4. First realize that the O.N of H+ and H2O remain the same with an O.N of +1. Then, determine the O.N of IO3− and I2. I in IO3− has an O.N of +5 because (-2 x 3) + 5 = -1. (Refer to rule 3 for better understanding). This decreases to 0 in I2 which means that reduction occurs and IO3− is the oxidant. The O.N of I in I- is -1 (refer to Rule 2). This increases to 0 in in I2. (Refer to rule 1) This means that oxidation occurs and I- is the reductant.
Q20.7.5
This reaction is characteristic of a lead storage battery:
\[Pb_{(s)} + PbO_{2(s)} + 2H_2SO_{4(aq)} → 2PbSO_{4(s)} + 2H_2O_{(l)}\]
If you have a battery with an electrolyte that has a density of 1.15 g/cm3 and contains 30.0% sulfuric acid by mass, is the potential greater than or less than that of the standard cell?
Firstly, you have to consider the reactions that occur at the anode and the cathode:
Cathode:
\[2e^- + PbO_2 (s) + HSO_4^- (aq) + 3H^+ (aq) \to PbSO_4 (s) + 2H_2O (l) E°=+1.685 V\]
Anode:
\[Pb (s) + HSO_4^- (aq) \to PbSO_4 (s) + H^+ (aq) + 2e^- E°=-0.356 V\]
Then, we can determine the reduction potential of the reaction at standard state.
\[E° = E°_{cathode} - E°_{anode} = 1.685 V - (-0.356 V) = 2.041 V\]
Now that we have the E cell, we can use the Nernst equation:
\(E= 2.041 V - {8.3145 {J \over mol \times K} (298 K)\over 2 mol e^- \times 96485 {C\over mol e^-} } ln{1\over[H_2SO_4]^2}\)
\(E= 2.041 V - 0.01284{ln {1\over[H_2SO_4]^2}}\)
To solve for the unknown molarity of sulfuric acid, we assume that the solution is 100g as it is given that the battery is 30% sulfuric acid. Thus, 30g is sulfuric acid and 70g is water. Now we must determine the number of moles of sulfuric acid and use density as a conversion factor to find the volume of the solution. This will then allow us ot calculate the molarity of the solution:
Firstly, find the moles of sulfuric acid using the information that it is 30g:
\({Moles H_2SO_4\over 100 g solution}={30 g H_2SO_4\over 100 g solution} \times {1 mol H_2SO_4\over 98.1 g H_2SO_4} = {{0.30581 mol H_2SO_4}\over 100 g solution}\)
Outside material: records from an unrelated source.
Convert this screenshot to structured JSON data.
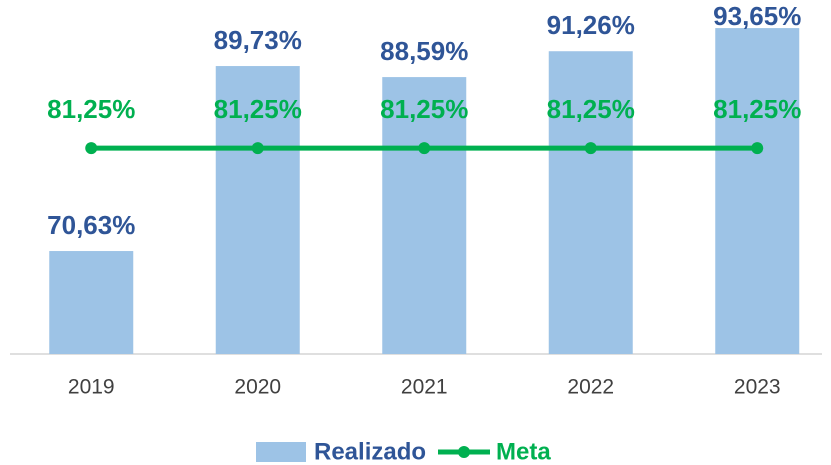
{
  "chart_data": {
    "type": "bar",
    "categories": [
      "2019",
      "2020",
      "2021",
      "2022",
      "2023"
    ],
    "ylim": [
      60,
      95
    ],
    "series": [
      {
        "name": "Realizado",
        "type": "bar",
        "color": "#9dc3e6",
        "label_color": "#2f5597",
        "values": [
          70.63,
          89.73,
          88.59,
          91.26,
          93.65
        ],
        "value_labels": [
          "70,63%",
          "89,73%",
          "88,59%",
          "91,26%",
          "93,65%"
        ]
      },
      {
        "name": "Meta",
        "type": "line",
        "color": "#00b050",
        "label_color": "#00b050",
        "values": [
          81.25,
          81.25,
          81.25,
          81.25,
          81.25
        ],
        "value_labels": [
          "81,25%",
          "81,25%",
          "81,25%",
          "81,25%",
          "81,25%"
        ]
      }
    ]
  }
}
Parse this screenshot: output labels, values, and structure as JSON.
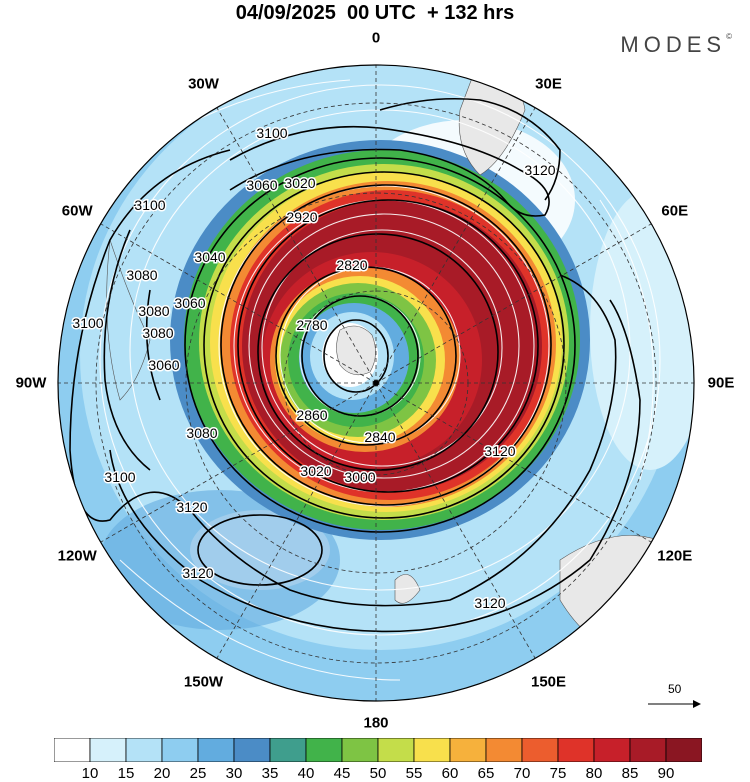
{
  "header": {
    "title": "04/09/2025  00 UTC  + 132 hrs",
    "brand": "MODES",
    "brand_mark": "©"
  },
  "map": {
    "projection": "polar-stereographic-south",
    "longitude_labels": [
      {
        "text": "0",
        "lon": 0
      },
      {
        "text": "30E",
        "lon": 30
      },
      {
        "text": "60E",
        "lon": 60
      },
      {
        "text": "90E",
        "lon": 90
      },
      {
        "text": "120E",
        "lon": 120
      },
      {
        "text": "150E",
        "lon": 150
      },
      {
        "text": "180",
        "lon": 180
      },
      {
        "text": "150W",
        "lon": -150
      },
      {
        "text": "120W",
        "lon": -120
      },
      {
        "text": "90W",
        "lon": -90
      },
      {
        "text": "60W",
        "lon": -60
      },
      {
        "text": "30W",
        "lon": -30
      }
    ],
    "contour_labels": [
      "3100",
      "3060",
      "3020",
      "2920",
      "2820",
      "2780",
      "2840",
      "2860",
      "3000",
      "3020",
      "3080",
      "3060",
      "3080",
      "3100",
      "3120",
      "3120",
      "3120",
      "3120",
      "3100",
      "3120",
      "3100",
      "3080",
      "3060",
      "3040",
      "3080"
    ],
    "wind_speed_shading": "jet ring 60-90 around pole",
    "colors": {
      "background": "#ffffff",
      "land": "#e8e8e8"
    }
  },
  "wind_reference": {
    "label": "50"
  },
  "colorbar": {
    "labels": [
      "10",
      "15",
      "20",
      "25",
      "30",
      "35",
      "40",
      "45",
      "50",
      "55",
      "60",
      "65",
      "70",
      "75",
      "80",
      "85",
      "90"
    ],
    "colors": [
      "#ffffff",
      "#d6f1fb",
      "#b4e2f7",
      "#8ecdf0",
      "#62acdf",
      "#4b8cc6",
      "#3f9e8d",
      "#41b34a",
      "#7ec444",
      "#c4dd4a",
      "#f8e04c",
      "#f6b13c",
      "#f38a33",
      "#ec5d2e",
      "#df3329",
      "#c7202a",
      "#a81b27",
      "#8a1622"
    ]
  }
}
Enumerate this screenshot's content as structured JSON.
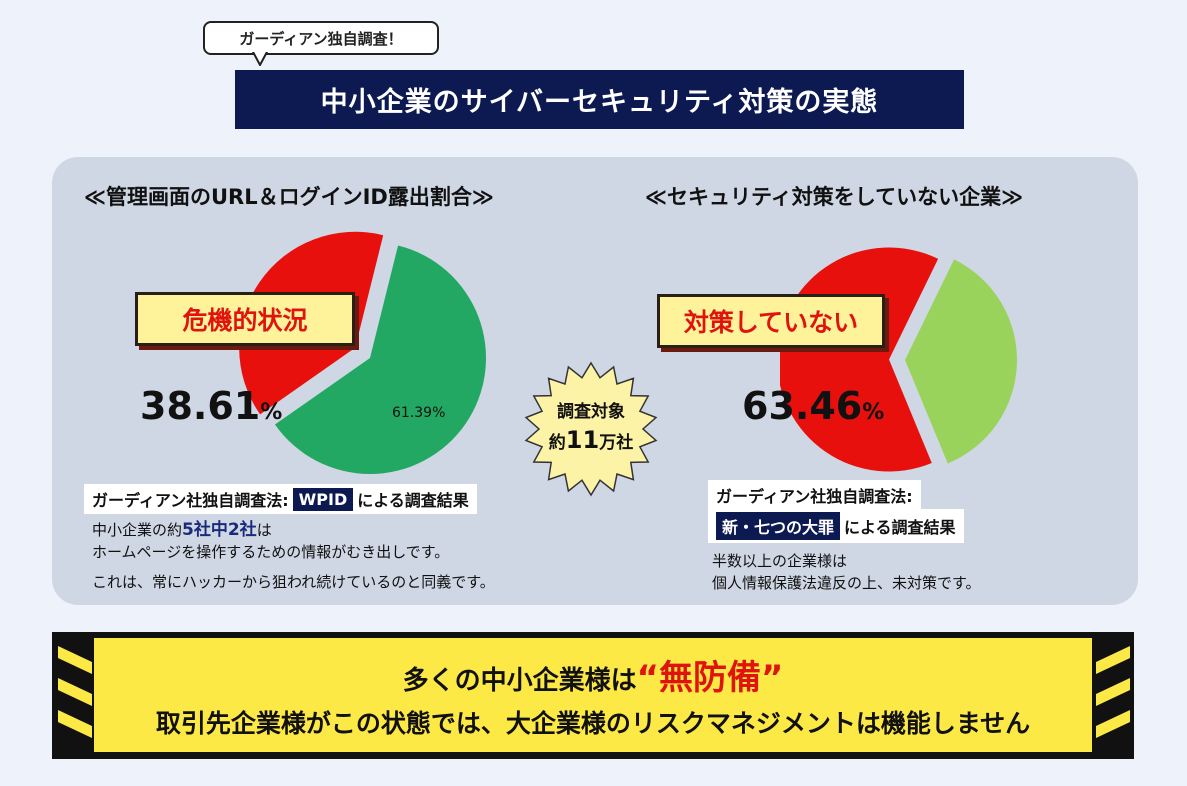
{
  "header": {
    "bubble": "ガーディアン独自調査！",
    "title": "中小企業のサイバーセキュリティ対策の実態"
  },
  "left": {
    "heading": "≪管理画面のURL＆ログインID露出割合≫",
    "label": "危機的状況",
    "big_value": "38.61",
    "big_unit": "%",
    "small_label": "61.39%",
    "method_prefix": "ガーディアン社独自調査法:",
    "method_tag": "WPID",
    "method_suffix": "による調査結果",
    "desc1_pre": "中小企業の約",
    "desc1_em": "5社中2社",
    "desc1_post": "は",
    "desc2": "ホームページを操作するための情報がむき出しです。",
    "desc3": "これは、常にハッカーから狙われ続けているのと同義です。"
  },
  "right": {
    "heading": "≪セキュリティ対策をしていない企業≫",
    "label": "対策していない",
    "big_value": "63.46",
    "big_unit": "%",
    "method_prefix": "ガーディアン社独自調査法:",
    "method_tag": "新・七つの大罪",
    "method_suffix": "による調査結果",
    "desc1": "半数以上の企業様は",
    "desc2": "個人情報保護法違反の上、未対策です。"
  },
  "badge": {
    "line1": "調査対象",
    "line2_pre": "約",
    "line2_num": "11",
    "line2_post": "万社"
  },
  "banner": {
    "line1_pre": "多くの中小企業様は",
    "line1_em": "“無防備”",
    "line2": "取引先企業様がこの状態では、大企業様のリスクマネジメントは機能しません"
  },
  "chart_data": [
    {
      "type": "pie",
      "title": "≪管理画面のURL＆ログインID露出割合≫",
      "slices": [
        {
          "label": "危機的状況",
          "value": 38.61,
          "color": "#e8100c"
        },
        {
          "label": "",
          "value": 61.39,
          "color": "#22a862"
        }
      ]
    },
    {
      "type": "pie",
      "title": "≪セキュリティ対策をしていない企業≫",
      "slices": [
        {
          "label": "対策していない",
          "value": 63.46,
          "color": "#e8100c"
        },
        {
          "label": "",
          "value": 36.54,
          "color": "#9ad35c"
        }
      ]
    }
  ]
}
Now you can find the volume of the 100g of solution by using density as a conversion factor:
Volume = \(100.0 g soln \times {1 mL \over 1.15 g solution}= 86.9565 mL = 0.086957 L\)
\(Molarity of H_2SO_4 = {moles H_2SO_4\over liters of solution}={ 0.30581 mol H_2SO_4\over 0.086957 L}= 3.52 M\)
This enables us to plug in the molarity into the Nernst equation:
\(E= 2.041 V - 0.01284ln {1\over[H_2SO_4]^2} = 2.041 V - 0.01284ln {1\over (3.52 M)^2}\)
=2.073 V
Thus,
\(E°\)= 2.041 V
\(E\)=2.073 V
So \(E> E°\). The potential is greater than that of the standard cell.